Root Beer and Kumquat Glazed Ham
Prep Time: 1 Hour
Yields: 8-10 Servings

 
 

Comment:
This is a wonderful recipe to create your own special holiday ham. It is quite simple to accomplish, but I guarantee you will receive rave reviews with this dish. Try adding a few of your own secret spices.

Ingredients for boiling:

  • 1 (5-10 pound) smoked ham
  • 6 bottles root beer (high quality)
  • 12 kumquats, halved
  • ½ tsp cloves
  • cracked black pepper to taste
  • 1 tsp filé (ground sassafras)

Method for boiling ham:
Place ham in a cast iron pot or heavy-bottomed Dutch oven. Surround with kumquats and cloves. Add root beer and dust with cracked black pepper and filé. Bring to a rolling boil and reduce to simmer. Boil approximately 1 hour, turn ham over and continue boiling until root beer is reduced to a thick syrup. Remove ham and set aside.
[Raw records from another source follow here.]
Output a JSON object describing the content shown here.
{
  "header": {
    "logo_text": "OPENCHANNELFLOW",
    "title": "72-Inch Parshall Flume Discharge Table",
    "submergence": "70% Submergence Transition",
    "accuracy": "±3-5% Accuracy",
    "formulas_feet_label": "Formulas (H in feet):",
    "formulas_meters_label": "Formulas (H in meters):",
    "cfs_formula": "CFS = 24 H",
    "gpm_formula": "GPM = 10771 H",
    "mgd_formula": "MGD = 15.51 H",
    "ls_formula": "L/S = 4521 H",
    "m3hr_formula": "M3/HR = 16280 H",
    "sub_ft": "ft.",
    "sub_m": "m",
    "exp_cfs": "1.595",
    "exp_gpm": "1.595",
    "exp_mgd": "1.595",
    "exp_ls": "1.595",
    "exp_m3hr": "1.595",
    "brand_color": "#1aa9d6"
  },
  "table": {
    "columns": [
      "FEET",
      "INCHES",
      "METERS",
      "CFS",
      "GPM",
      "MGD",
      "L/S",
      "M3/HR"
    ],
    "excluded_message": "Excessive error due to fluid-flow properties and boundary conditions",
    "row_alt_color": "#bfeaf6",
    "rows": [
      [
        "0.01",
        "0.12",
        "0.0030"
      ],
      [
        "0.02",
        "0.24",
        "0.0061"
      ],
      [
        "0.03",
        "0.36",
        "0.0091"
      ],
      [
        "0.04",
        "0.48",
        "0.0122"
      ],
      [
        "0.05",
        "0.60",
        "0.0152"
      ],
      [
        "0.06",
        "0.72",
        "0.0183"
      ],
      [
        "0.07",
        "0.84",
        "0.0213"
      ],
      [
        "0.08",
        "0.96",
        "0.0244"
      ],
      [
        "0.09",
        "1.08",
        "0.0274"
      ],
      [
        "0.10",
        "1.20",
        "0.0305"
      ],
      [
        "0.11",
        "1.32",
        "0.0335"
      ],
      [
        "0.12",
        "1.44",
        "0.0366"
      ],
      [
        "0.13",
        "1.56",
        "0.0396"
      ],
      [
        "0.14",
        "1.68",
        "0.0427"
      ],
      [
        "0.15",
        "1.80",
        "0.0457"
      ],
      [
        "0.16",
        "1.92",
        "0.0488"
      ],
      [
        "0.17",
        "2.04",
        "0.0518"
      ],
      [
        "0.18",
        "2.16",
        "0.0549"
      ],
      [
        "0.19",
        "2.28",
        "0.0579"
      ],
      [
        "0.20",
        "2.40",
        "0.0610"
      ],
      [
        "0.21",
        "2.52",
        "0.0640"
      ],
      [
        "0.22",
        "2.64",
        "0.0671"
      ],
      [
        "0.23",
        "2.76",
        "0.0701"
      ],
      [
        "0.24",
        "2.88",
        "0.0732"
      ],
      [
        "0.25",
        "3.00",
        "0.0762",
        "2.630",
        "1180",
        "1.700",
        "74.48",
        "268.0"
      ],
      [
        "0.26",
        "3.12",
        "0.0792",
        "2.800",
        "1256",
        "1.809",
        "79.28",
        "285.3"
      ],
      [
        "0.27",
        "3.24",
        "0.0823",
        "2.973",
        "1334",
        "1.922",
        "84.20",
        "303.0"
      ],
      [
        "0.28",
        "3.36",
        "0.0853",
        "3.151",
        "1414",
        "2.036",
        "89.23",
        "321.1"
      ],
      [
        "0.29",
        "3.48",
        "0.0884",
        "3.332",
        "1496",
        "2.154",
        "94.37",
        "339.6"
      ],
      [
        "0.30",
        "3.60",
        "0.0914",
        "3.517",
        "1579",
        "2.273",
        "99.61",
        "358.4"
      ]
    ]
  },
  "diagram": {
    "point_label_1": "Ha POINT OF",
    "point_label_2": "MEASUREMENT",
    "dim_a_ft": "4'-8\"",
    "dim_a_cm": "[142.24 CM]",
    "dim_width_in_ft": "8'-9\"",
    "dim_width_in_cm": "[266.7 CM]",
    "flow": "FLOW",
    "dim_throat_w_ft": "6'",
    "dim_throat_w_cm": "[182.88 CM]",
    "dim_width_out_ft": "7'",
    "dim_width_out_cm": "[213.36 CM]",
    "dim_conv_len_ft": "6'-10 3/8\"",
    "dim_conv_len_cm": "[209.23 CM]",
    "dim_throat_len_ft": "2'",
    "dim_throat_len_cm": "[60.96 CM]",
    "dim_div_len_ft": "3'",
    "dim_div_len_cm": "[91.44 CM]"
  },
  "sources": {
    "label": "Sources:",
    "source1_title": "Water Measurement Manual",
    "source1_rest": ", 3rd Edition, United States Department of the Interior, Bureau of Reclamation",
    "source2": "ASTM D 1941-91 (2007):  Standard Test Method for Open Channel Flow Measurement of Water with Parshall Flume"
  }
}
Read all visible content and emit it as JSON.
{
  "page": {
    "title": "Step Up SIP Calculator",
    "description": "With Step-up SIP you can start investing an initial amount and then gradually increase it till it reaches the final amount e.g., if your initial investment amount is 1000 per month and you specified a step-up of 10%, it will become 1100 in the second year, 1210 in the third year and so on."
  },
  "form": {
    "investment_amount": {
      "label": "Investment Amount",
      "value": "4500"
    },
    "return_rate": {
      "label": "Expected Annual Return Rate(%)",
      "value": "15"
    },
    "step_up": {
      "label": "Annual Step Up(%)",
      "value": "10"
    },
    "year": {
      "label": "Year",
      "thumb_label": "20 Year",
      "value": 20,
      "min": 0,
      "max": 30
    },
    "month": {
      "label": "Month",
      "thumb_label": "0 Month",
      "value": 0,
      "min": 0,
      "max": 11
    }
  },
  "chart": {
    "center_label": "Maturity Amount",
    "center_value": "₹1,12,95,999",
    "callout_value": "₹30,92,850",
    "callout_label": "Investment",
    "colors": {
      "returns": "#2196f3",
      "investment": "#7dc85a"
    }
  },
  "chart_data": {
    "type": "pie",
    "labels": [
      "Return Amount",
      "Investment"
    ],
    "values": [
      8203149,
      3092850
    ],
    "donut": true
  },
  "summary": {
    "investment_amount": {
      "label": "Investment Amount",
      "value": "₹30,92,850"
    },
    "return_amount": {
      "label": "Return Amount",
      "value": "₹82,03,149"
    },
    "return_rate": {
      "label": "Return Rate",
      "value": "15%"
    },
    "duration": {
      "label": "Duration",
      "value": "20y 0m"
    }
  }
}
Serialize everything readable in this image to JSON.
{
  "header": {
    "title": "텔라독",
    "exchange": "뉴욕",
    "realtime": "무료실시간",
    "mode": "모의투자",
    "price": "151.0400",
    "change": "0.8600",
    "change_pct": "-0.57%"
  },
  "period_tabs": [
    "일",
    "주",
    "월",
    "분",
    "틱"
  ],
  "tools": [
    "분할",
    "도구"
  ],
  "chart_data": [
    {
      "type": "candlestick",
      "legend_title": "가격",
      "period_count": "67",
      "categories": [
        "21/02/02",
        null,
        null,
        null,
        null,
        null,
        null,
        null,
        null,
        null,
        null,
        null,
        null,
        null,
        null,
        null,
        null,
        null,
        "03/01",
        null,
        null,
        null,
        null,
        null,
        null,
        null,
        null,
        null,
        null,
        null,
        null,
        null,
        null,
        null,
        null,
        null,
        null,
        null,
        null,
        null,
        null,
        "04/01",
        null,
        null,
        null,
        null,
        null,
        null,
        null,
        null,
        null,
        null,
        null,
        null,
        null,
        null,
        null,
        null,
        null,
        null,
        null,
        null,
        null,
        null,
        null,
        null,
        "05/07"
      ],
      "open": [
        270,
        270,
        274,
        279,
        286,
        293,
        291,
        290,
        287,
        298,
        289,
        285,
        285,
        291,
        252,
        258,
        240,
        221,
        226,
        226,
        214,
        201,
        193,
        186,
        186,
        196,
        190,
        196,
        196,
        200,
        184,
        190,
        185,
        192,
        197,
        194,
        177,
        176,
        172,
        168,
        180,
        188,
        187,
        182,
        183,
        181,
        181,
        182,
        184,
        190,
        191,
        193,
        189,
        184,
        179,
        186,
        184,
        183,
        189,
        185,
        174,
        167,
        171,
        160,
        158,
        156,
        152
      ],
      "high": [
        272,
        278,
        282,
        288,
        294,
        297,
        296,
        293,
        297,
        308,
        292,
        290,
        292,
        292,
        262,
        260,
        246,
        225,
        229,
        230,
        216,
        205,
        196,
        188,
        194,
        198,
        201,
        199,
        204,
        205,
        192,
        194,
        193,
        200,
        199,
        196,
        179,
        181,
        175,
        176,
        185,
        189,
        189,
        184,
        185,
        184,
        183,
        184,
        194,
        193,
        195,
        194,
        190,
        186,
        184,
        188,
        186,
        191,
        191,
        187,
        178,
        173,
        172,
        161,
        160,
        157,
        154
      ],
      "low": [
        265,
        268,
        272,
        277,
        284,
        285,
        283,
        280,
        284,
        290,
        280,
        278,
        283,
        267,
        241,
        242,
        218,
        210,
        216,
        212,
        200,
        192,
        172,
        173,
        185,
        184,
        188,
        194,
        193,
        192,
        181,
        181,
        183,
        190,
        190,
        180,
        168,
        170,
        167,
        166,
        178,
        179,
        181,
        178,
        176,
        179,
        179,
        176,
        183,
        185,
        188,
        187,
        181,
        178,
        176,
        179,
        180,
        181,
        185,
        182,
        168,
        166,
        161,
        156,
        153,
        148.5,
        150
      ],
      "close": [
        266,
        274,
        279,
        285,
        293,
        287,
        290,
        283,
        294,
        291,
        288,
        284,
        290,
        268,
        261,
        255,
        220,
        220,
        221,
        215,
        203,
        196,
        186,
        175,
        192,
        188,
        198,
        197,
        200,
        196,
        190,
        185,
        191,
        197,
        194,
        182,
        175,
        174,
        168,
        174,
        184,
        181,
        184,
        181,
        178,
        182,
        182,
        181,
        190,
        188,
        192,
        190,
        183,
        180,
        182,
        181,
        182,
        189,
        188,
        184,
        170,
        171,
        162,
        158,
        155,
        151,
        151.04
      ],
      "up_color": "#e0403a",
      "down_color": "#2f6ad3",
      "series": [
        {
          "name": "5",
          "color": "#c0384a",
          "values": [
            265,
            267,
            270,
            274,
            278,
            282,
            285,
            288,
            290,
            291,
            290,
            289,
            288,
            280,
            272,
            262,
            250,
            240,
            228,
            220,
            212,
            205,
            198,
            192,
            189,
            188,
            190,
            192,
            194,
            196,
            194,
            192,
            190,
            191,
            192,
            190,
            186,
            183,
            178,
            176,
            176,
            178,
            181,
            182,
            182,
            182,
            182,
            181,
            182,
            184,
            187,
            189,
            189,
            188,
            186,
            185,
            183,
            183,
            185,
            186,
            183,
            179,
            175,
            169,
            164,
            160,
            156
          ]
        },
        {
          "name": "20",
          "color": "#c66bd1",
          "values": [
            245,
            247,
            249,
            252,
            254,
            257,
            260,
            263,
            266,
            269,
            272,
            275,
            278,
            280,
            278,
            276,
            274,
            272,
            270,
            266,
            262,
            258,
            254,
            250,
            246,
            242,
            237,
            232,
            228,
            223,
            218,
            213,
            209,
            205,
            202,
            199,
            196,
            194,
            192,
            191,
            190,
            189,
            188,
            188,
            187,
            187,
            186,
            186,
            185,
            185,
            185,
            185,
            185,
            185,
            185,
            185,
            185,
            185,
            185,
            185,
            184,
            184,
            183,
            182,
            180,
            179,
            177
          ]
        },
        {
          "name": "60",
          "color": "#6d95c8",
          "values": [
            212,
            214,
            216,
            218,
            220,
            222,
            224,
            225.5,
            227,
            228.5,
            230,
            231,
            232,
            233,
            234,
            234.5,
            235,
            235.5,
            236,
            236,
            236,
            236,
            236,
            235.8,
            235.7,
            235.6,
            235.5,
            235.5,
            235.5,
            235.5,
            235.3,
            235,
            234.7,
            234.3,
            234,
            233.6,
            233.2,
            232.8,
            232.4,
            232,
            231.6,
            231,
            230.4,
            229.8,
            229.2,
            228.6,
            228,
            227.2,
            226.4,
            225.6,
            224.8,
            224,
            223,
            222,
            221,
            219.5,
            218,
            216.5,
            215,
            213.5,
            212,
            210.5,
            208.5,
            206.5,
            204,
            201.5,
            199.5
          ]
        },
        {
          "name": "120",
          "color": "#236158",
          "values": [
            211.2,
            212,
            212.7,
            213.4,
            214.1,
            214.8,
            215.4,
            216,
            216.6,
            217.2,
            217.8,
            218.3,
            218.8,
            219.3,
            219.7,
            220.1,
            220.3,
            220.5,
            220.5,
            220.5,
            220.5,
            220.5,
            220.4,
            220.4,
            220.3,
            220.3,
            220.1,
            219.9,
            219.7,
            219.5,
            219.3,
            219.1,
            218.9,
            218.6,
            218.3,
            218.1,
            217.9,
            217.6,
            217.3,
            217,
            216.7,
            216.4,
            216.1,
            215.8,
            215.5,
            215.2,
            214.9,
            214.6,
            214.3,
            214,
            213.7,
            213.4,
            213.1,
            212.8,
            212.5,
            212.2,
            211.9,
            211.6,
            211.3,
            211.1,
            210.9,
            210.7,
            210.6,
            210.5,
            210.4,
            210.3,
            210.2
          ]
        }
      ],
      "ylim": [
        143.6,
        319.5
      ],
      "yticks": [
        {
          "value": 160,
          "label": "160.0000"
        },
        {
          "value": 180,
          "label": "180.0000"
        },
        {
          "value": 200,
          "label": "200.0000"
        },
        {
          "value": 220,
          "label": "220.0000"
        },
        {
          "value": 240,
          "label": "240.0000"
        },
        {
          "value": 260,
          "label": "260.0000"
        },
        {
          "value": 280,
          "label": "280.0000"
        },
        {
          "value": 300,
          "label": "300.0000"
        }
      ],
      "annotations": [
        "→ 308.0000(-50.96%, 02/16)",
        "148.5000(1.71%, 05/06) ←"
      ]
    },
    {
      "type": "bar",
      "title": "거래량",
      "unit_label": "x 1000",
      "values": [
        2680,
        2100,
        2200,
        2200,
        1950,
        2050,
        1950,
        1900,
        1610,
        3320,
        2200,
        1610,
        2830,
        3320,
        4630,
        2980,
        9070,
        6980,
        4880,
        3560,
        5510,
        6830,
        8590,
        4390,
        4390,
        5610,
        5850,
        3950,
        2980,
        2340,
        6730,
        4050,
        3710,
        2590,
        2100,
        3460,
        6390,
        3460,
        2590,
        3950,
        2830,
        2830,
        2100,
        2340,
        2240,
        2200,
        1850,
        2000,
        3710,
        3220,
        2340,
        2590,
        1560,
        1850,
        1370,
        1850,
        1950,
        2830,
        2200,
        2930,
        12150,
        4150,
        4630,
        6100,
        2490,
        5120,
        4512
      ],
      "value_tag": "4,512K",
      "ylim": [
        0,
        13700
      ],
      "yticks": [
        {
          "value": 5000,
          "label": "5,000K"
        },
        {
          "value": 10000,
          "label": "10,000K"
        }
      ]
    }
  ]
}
Continue to reduce syrup until it is the consistency of molasses. CAUTION: Do not scorch. Remove root beer syrup and place in a mixing bowl. Allow to cool and reserve for use in the glaze.

Ingredients for glaze:

  • ½ cup root beer syrup (reserved)
  • 1 cup Creole mustard
  • ½ cup brown sugar
  • ½ cup Steen's Cane syrup
  • ¼ cup pineapple juice
  • ¼ cup cracked black pepper
  • pinch of cinnamon
  • pinch of nutmeg
  • pinch of allspice
  • pinch of ground clove
  • kumquat halves, optional

Method:
Preheat oven to 350ºF. In a mixing bowl, combine syrup, mustard, sugar, cane syrup and pineapple juice. Whisk all spices into the mustard mixture until well blended. Place ham in center of a Dutch oven and coat completely with the mustard mixture. Bake uncovered for 1 hour. NOTE: Before baking, you may wish to decorate the ham for the table centerpiece. If so, use a sharp paring knife to cut slits 1/8-inch deep diagonally across the ham. Continue in the same pattern from the opposite side until diamond shapes appear from the cuts. Stud with a clove at the point of each diamond and, using toothpicks, secure kumquat halves to the top of the ham.